The KIR is hit and miss. I think the appx issues causes some damage to AAD.brokertoken which is turn breaks authentication to office/teams etc. This is host specific, resetting profiles does not resolve the issue. I have had to rebuild hosts from an older golden image and block updates completely.
Some things really need to happen:
A:) Pull the September update, or
B:) Public OOB hotfix that includes the KIR. Or fixes the issue with appx (End of October is not good)
C:) Patch Tuesday tomorrow (8th Oct), I've heard the KIR will get overwritten by this update, which will still include the Appx issue, so we may be back to square one.
D:) At least some kind of public statement that this is being looked at, several Microsoft support engineers have been giving different answers.- dit-chrisBrass ContributorKevHal I agree the KIR doesn't really seem to work and some of the mitigation Microsoft have applied have basically wrecked some of our hosts - to the extent that we have gone into this morning with a half deployed new host pool running a minimum viable product app stack on a clean image - although I do wonder if that is much better as its still got the last 3 months patches on along with the KIR deployed. My thinking is that even having applied the KIR and/or rolled back that September update that the AppX deployment state had got totally screwed up with stuff previously half deployed.
A) probably can't happen as you also need to everything back to July (if not the late June preview) - that is what the KIR targets back to when you look at the KB number
B) agreed
C) my understand is it shouldn't due to the way the KIR works and the fact it relates to a KB from July
D) that is what really irks me... not getting a straight answer, ones even told me there was no known issue because it wasn't on the Windows health dashboard!
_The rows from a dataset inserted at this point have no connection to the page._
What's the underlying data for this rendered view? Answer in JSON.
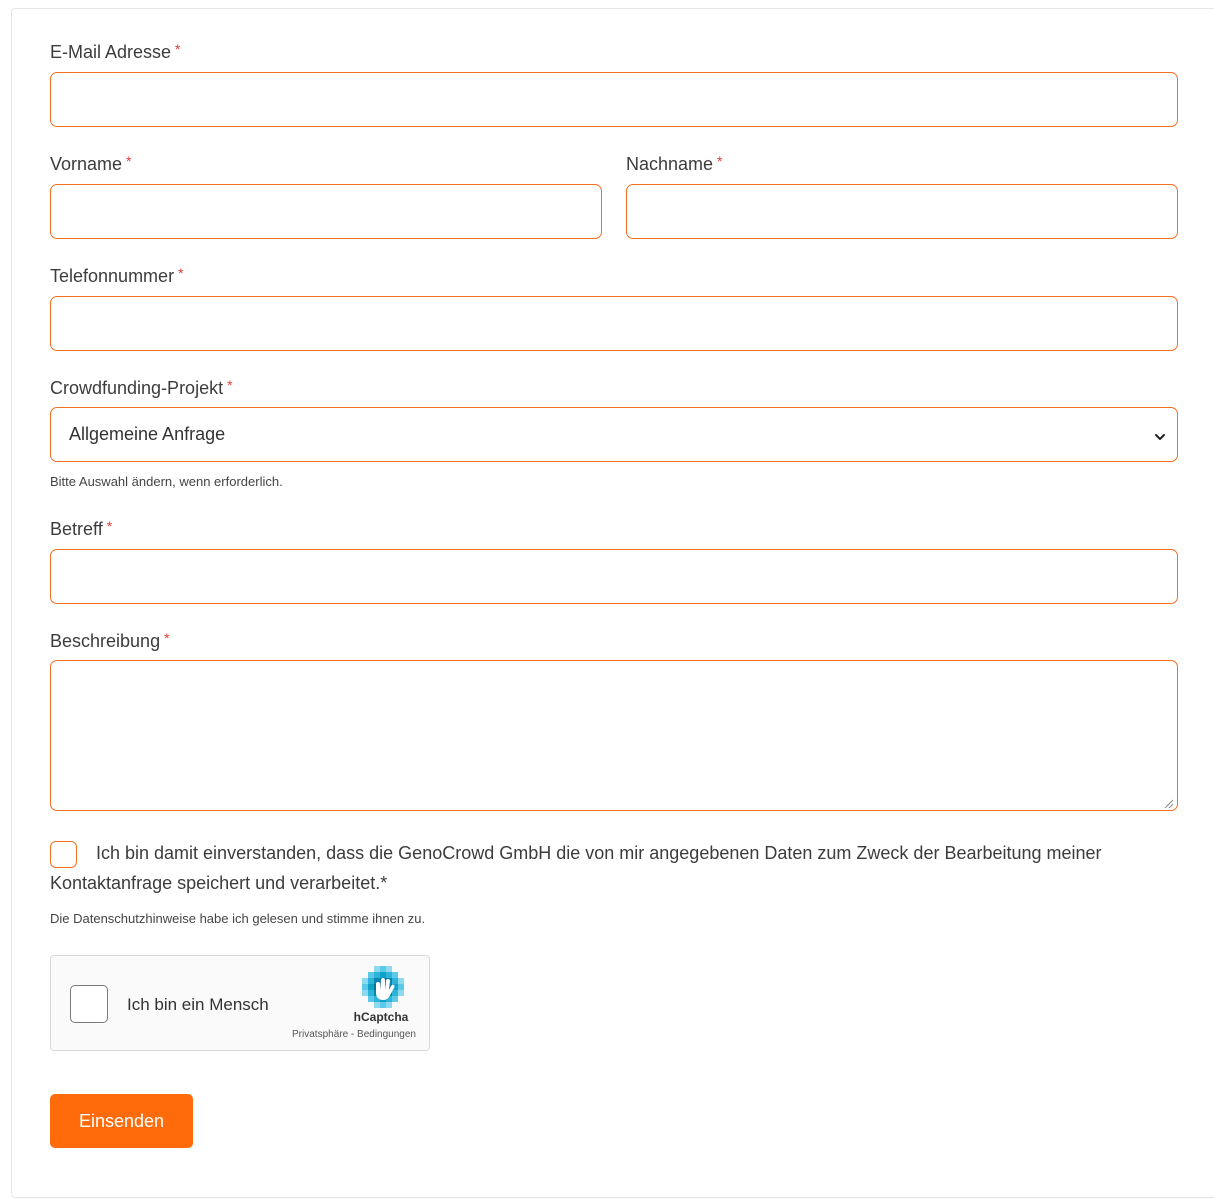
{
  "form": {
    "email": {
      "label": "E-Mail Adresse",
      "required_mark": "*",
      "value": ""
    },
    "first_name": {
      "label": "Vorname",
      "required_mark": "*",
      "value": ""
    },
    "last_name": {
      "label": "Nachname",
      "required_mark": "*",
      "value": ""
    },
    "phone": {
      "label": "Telefonnummer",
      "required_mark": "*",
      "value": ""
    },
    "project": {
      "label": "Crowdfunding-Projekt",
      "required_mark": "*",
      "selected": "Allgemeine Anfrage",
      "help": "Bitte Auswahl ändern, wenn erforderlich."
    },
    "subject": {
      "label": "Betreff",
      "required_mark": "*",
      "value": ""
    },
    "description": {
      "label": "Beschreibung",
      "required_mark": "*",
      "value": ""
    },
    "consent": {
      "text": "Ich bin damit einverstanden, dass die GenoCrowd GmbH die von mir angegebenen Daten zum Zweck der Bearbeitung meiner Kontaktanfrage speichert und verarbeitet.*",
      "privacy_note": "Die Datenschutzhinweise habe ich gelesen und stimme ihnen zu.",
      "checked": false
    },
    "captcha": {
      "label": "Ich bin ein Mensch",
      "brand": "hCaptcha",
      "privacy_link": "Privatsphäre",
      "separator": " - ",
      "terms_link": "Bedingungen"
    },
    "submit_label": "Einsenden"
  },
  "colors": {
    "accent": "#f37021",
    "button": "#ff6b0a",
    "required": "#e53935"
  },
  "icons": {
    "select_arrow": "chevron-down-icon",
    "captcha_logo": "hcaptcha-logo-icon",
    "textarea_resize": "resize-grip-icon"
  }
}
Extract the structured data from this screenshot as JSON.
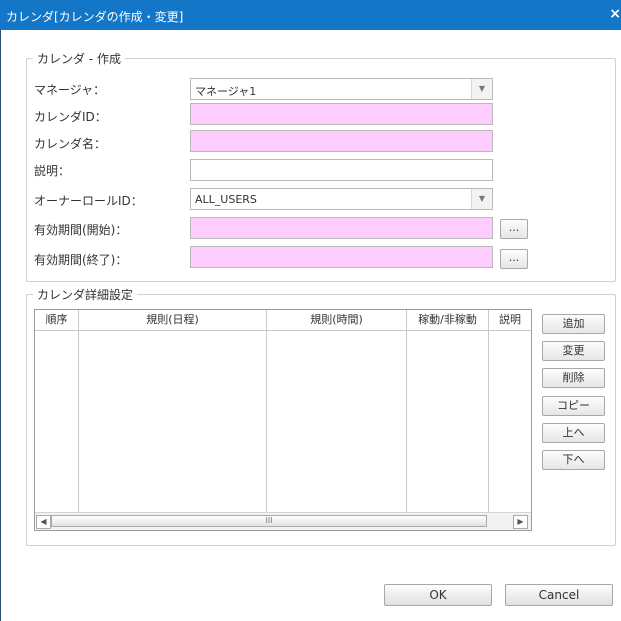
{
  "window": {
    "title": "カレンダ[カレンダの作成・変更]",
    "close_symbol": "×"
  },
  "create_group": {
    "legend": "カレンダ - 作成",
    "fields": [
      {
        "label": "マネージャ：",
        "value": "マネージャ1",
        "type": "select"
      },
      {
        "label": "カレンダID：",
        "value": "",
        "type": "text",
        "required": true
      },
      {
        "label": "カレンダ名：",
        "value": "",
        "type": "text",
        "required": true
      },
      {
        "label": "説明：",
        "value": "",
        "type": "text",
        "required": false
      },
      {
        "label": "オーナーロールID：",
        "value": "ALL_USERS",
        "type": "select"
      },
      {
        "label": "有効期間(開始)：",
        "value": "",
        "type": "text",
        "required": true,
        "button": "..."
      },
      {
        "label": "有効期間(終了)：",
        "value": "",
        "type": "text",
        "required": true,
        "button": "..."
      }
    ]
  },
  "detail_group": {
    "legend": "カレンダ詳細設定",
    "columns": [
      "順序",
      "規則(日程)",
      "規則(時間)",
      "稼動/非稼動",
      "説明"
    ],
    "rows": [],
    "scroll_thumb": "III"
  },
  "side_buttons": [
    "追加",
    "変更",
    "削除",
    "コピー",
    "上へ",
    "下へ"
  ],
  "footer": {
    "ok": "OK",
    "cancel": "Cancel"
  },
  "colors": {
    "titlebar": "#1476c6",
    "required_field": "#ffccff"
  }
}
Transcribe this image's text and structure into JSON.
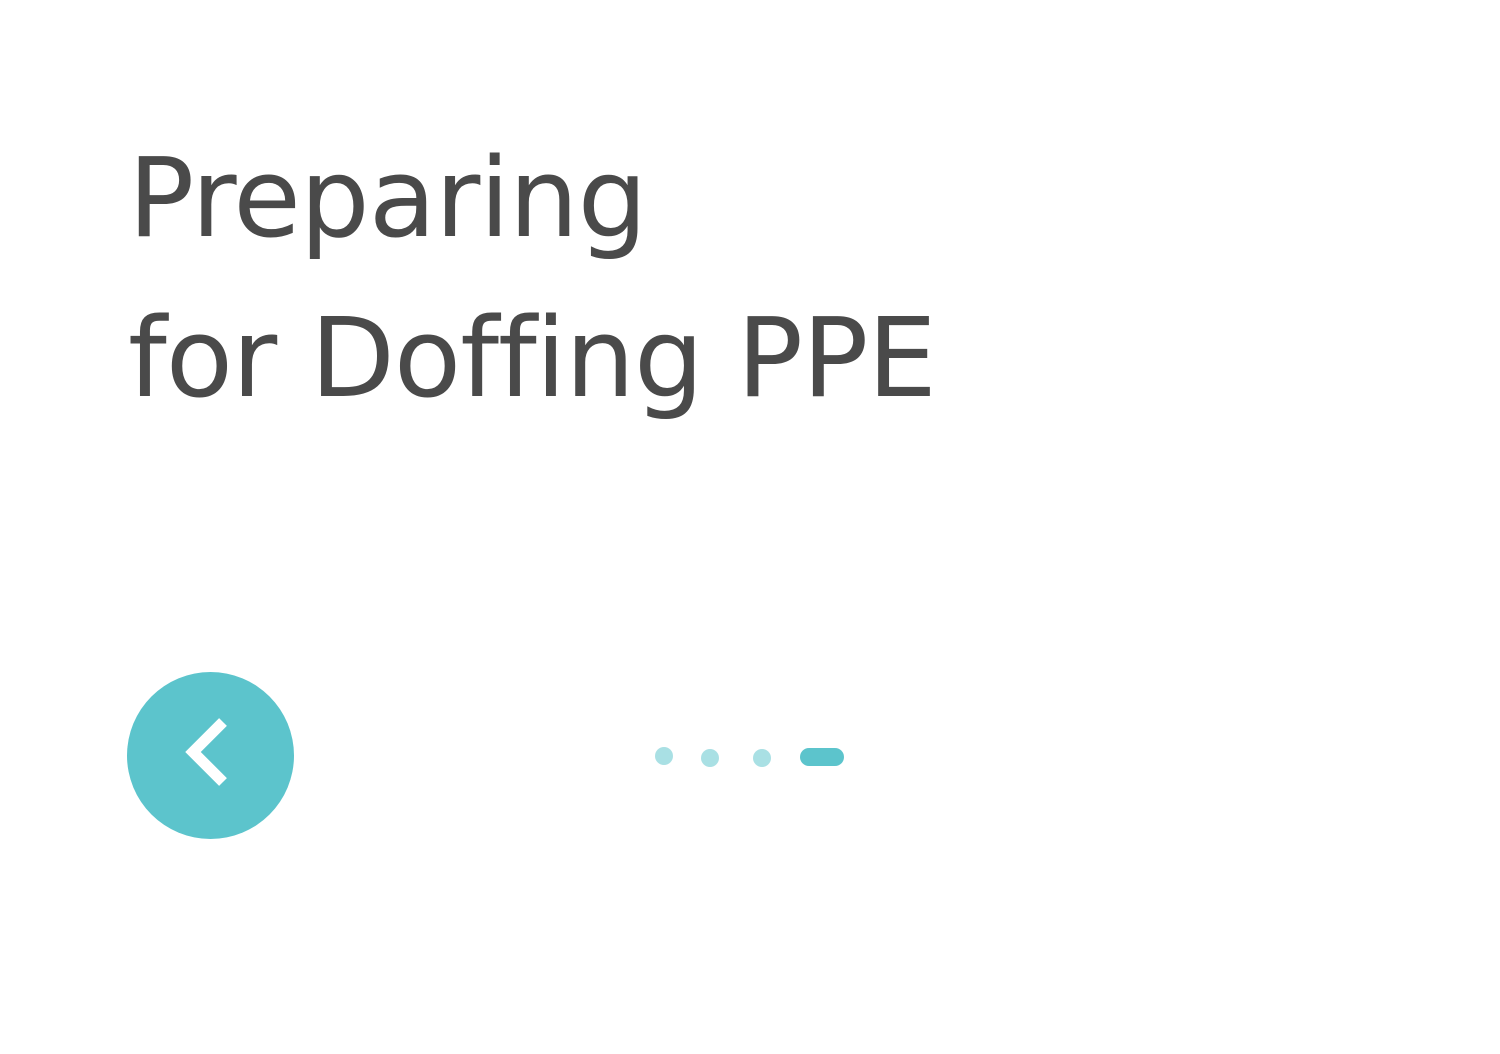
{
  "title": {
    "line1": "Preparing",
    "line2": "for Doffing PPE"
  },
  "nav": {
    "back_icon": "chevron-left-icon"
  },
  "pager": {
    "total": 4,
    "current": 4
  },
  "colors": {
    "accent": "#5cc4cc",
    "dot_inactive": "#a9e0e4",
    "text": "#4a4a4a",
    "background": "#ffffff"
  }
}
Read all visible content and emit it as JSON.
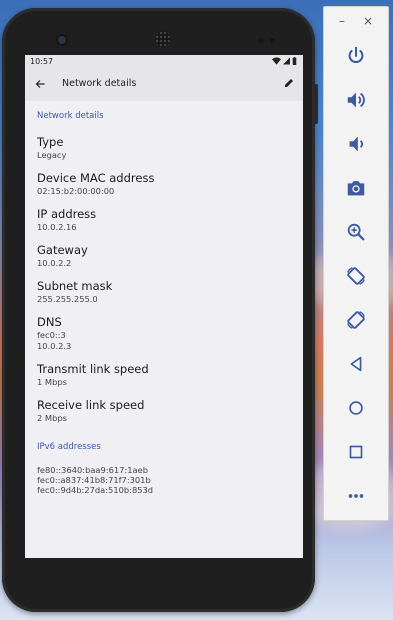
{
  "status_bar": {
    "time": "10:57"
  },
  "app_bar": {
    "title": "Network details"
  },
  "section_header": "Network details",
  "details": [
    {
      "title": "Type",
      "values": [
        "Legacy"
      ]
    },
    {
      "title": "Device MAC address",
      "values": [
        "02:15:b2:00:00:00"
      ]
    },
    {
      "title": "IP address",
      "values": [
        "10.0.2.16"
      ]
    },
    {
      "title": "Gateway",
      "values": [
        "10.0.2.2"
      ]
    },
    {
      "title": "Subnet mask",
      "values": [
        "255.255.255.0"
      ]
    },
    {
      "title": "DNS",
      "values": [
        "fec0::3",
        "10.0.2.3"
      ]
    },
    {
      "title": "Transmit link speed",
      "values": [
        "1 Mbps"
      ]
    },
    {
      "title": "Receive link speed",
      "values": [
        "2 Mbps"
      ]
    }
  ],
  "ipv6_header": "IPv6 addresses",
  "ipv6_addresses": [
    "fe80::3640:baa9:617:1aeb",
    "fec0::a837:41b8:71f7:301b",
    "fec0::9d4b:27da:510b:853d"
  ],
  "emulator_panel": {
    "minimize_label": "–",
    "close_label": "×",
    "tools": [
      "power-icon",
      "volume-up-icon",
      "volume-down-icon",
      "camera-icon",
      "zoom-icon",
      "rotate-left-icon",
      "rotate-right-icon",
      "back-icon",
      "home-icon",
      "overview-icon",
      "more-icon"
    ]
  },
  "colors": {
    "accent": "#3f5aa6",
    "icon": "#3d5a9e",
    "screen_bg": "#f0eff4"
  }
}
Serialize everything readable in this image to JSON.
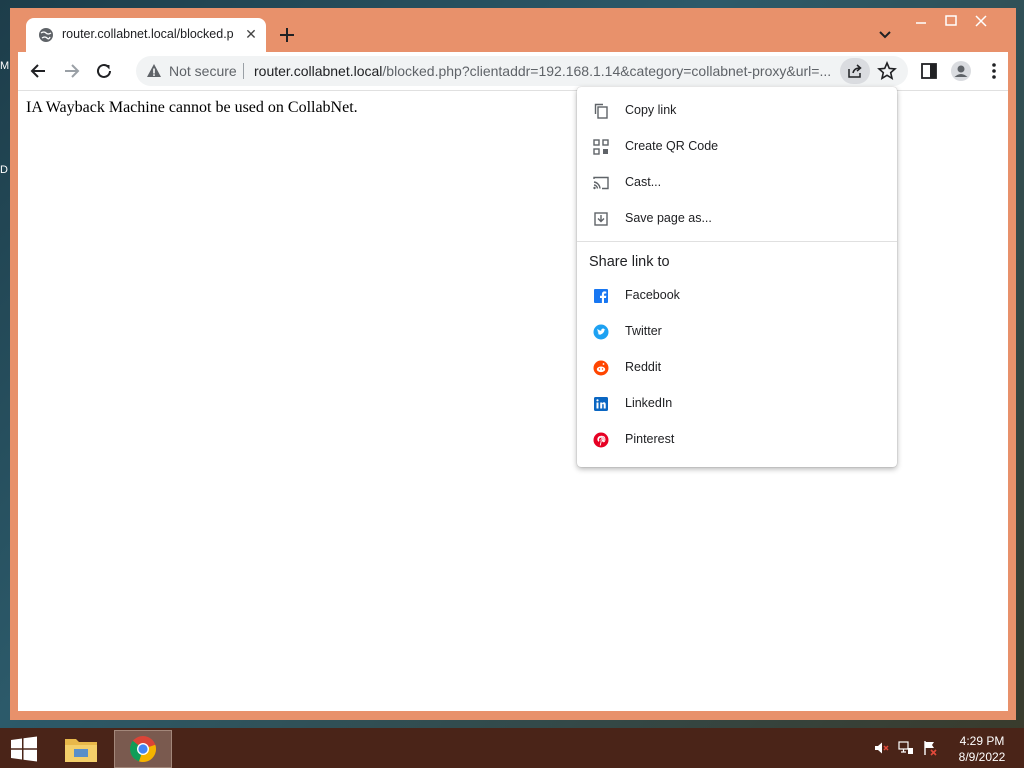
{
  "desktop": {
    "letters": [
      "M",
      "D"
    ]
  },
  "tab": {
    "title": "router.collabnet.local/blocked.php",
    "close": "✕"
  },
  "omnibox": {
    "security_label": "Not secure",
    "url_host": "router.collabnet.local",
    "url_rest": "/blocked.php?clientaddr=192.168.1.14&category=collabnet-proxy&url=..."
  },
  "page": {
    "message": "IA Wayback Machine cannot be used on CollabNet."
  },
  "share_menu": {
    "items": [
      {
        "label": "Copy link",
        "icon": "copy-icon"
      },
      {
        "label": "Create QR Code",
        "icon": "qr-code-icon"
      },
      {
        "label": "Cast...",
        "icon": "cast-icon"
      },
      {
        "label": "Save page as...",
        "icon": "save-icon"
      }
    ],
    "heading": "Share link to",
    "targets": [
      {
        "label": "Facebook",
        "icon": "facebook-icon",
        "color": "#1877f2"
      },
      {
        "label": "Twitter",
        "icon": "twitter-icon",
        "color": "#1da1f2"
      },
      {
        "label": "Reddit",
        "icon": "reddit-icon",
        "color": "#ff4500"
      },
      {
        "label": "LinkedIn",
        "icon": "linkedin-icon",
        "color": "#0a66c2"
      },
      {
        "label": "Pinterest",
        "icon": "pinterest-icon",
        "color": "#e60023"
      }
    ]
  },
  "taskbar": {
    "time": "4:29 PM",
    "date": "8/9/2022"
  },
  "colors": {
    "window_frame": "#e8916b",
    "taskbar": "#4a2418"
  }
}
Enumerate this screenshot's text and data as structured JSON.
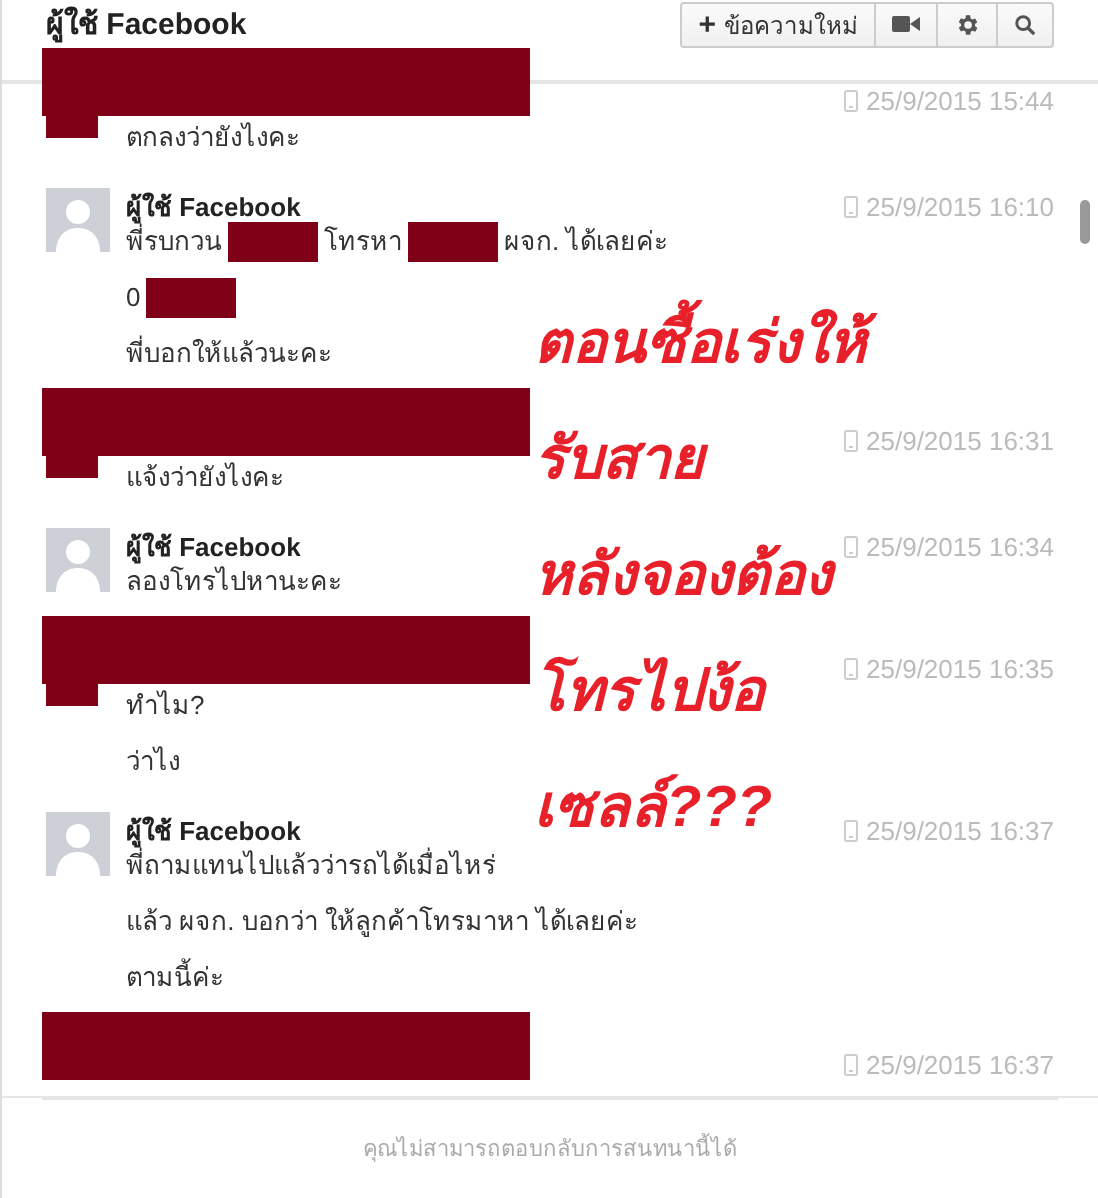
{
  "header": {
    "title": "ผู้ใช้ Facebook",
    "new_message_button": {
      "icon": "+",
      "label": "ข้อความใหม่"
    }
  },
  "messages": [
    {
      "kind": "redacted",
      "time": "25/9/2015 15:44",
      "lines": [
        [
          {
            "kind": "text",
            "text": "ตกลงว่ายังไงคะ"
          }
        ]
      ]
    },
    {
      "kind": "named",
      "name": "ผู้ใช้ Facebook",
      "time": "25/9/2015 16:10",
      "lines": [
        [
          {
            "kind": "text",
            "text": "พี่รบกวน"
          },
          {
            "kind": "redacted"
          },
          {
            "kind": "text",
            "text": "โทรหา"
          },
          {
            "kind": "redacted"
          },
          {
            "kind": "text",
            "text": "ผจก. ได้เลยค่ะ"
          }
        ],
        [
          {
            "kind": "text",
            "text": "0"
          },
          {
            "kind": "redacted"
          }
        ],
        [
          {
            "kind": "text",
            "text": "พี่บอกให้แล้วนะคะ"
          }
        ]
      ]
    },
    {
      "kind": "redacted",
      "time": "25/9/2015 16:31",
      "lines": [
        [
          {
            "kind": "text",
            "text": "แจ้งว่ายังไงคะ"
          }
        ]
      ]
    },
    {
      "kind": "named",
      "name": "ผู้ใช้ Facebook",
      "time": "25/9/2015 16:34",
      "lines": [
        [
          {
            "kind": "text",
            "text": "ลองโทรไปหานะคะ"
          }
        ]
      ]
    },
    {
      "kind": "redacted",
      "time": "25/9/2015 16:35",
      "lines": [
        [
          {
            "kind": "text",
            "text": "ทำไม?"
          }
        ],
        [
          {
            "kind": "text",
            "text": "ว่าไง"
          }
        ]
      ]
    },
    {
      "kind": "named",
      "name": "ผู้ใช้ Facebook",
      "time": "25/9/2015 16:37",
      "lines": [
        [
          {
            "kind": "text",
            "text": "พี่ถามแทนไปแล้วว่ารถได้เมื่อไหร่"
          }
        ],
        [
          {
            "kind": "text",
            "text": "แล้ว ผจก. บอกว่า ให้ลูกค้าโทรมาหา ได้เลยค่ะ"
          }
        ],
        [
          {
            "kind": "text",
            "text": "ตามนี้ค่ะ"
          }
        ]
      ]
    },
    {
      "kind": "redacted",
      "time": "25/9/2015 16:37"
    }
  ],
  "annotation": {
    "lines": [
      "ตอนซื้อเร่งให้",
      "รับสาย",
      "หลังจองต้อง",
      "โทรไปง้อ",
      "เซลล์???"
    ]
  },
  "footer": {
    "notice": "คุณไม่สามารถตอบกลับการสนทนานี้ได้"
  }
}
- Robert_HurdBrass ContributorSo we started having Defender Network Protection and Defender Exclusion issues about 3 weeks ago with our Windows 10/11 AVD pools managed with Intune. Opened ticket with Microsoft and have been working on it ever since. The issue is related to Antimalware Client Version: 4.18.24080.9, if you revert this to an earlier version it starts working again. Revert with this command. run
"C:\programdata\microsoft\Windows Defender\Platform\4.18.24080.9-0\MpCmdRun.exe" -revertplatform
Next issue, was black screens on login and Outlook client issues on AVD host pools started yesterday. I was able to install the proposed revert patch and that seems to be solved now.
I have shared this info with MS and they are working with the Product Group to get the Defender issue patched.
Hope this helps some! - paulcruwysCopper Contributor
The KB removal worked for us in terms of login speed was much faster and no black screen.
Anyone else had an issue with Outlook starting and just hanging showing loading profile?
I tested after the KB removal of one user and it opened fine but since they are all logged in the Outlooks are all frozen so noone can use now.
Have attempted to remove local profiles via C:\Users\ and rename the folder to say XXX to force a rebuild on the next login but nothing worked. Users are currently on webmail 365 for now.
- djordan1910Copper Contributoryes, read up a few responses from the past two days. Outlook is still wonky even after removing the KB or doing the KIR. Its not an issue for everyone, but we see it in about 1 of 20 logins to the VDIs. We are simply kicking them from the host and they reconnect to a different one and the problem goes away.
- paulcruwysCopper ContributorIs it host specific then? I mean if that use comes back to the same (faulty) host - do they suffer the same issue? Mine is affecting approx 80% of users not opening outlook right now.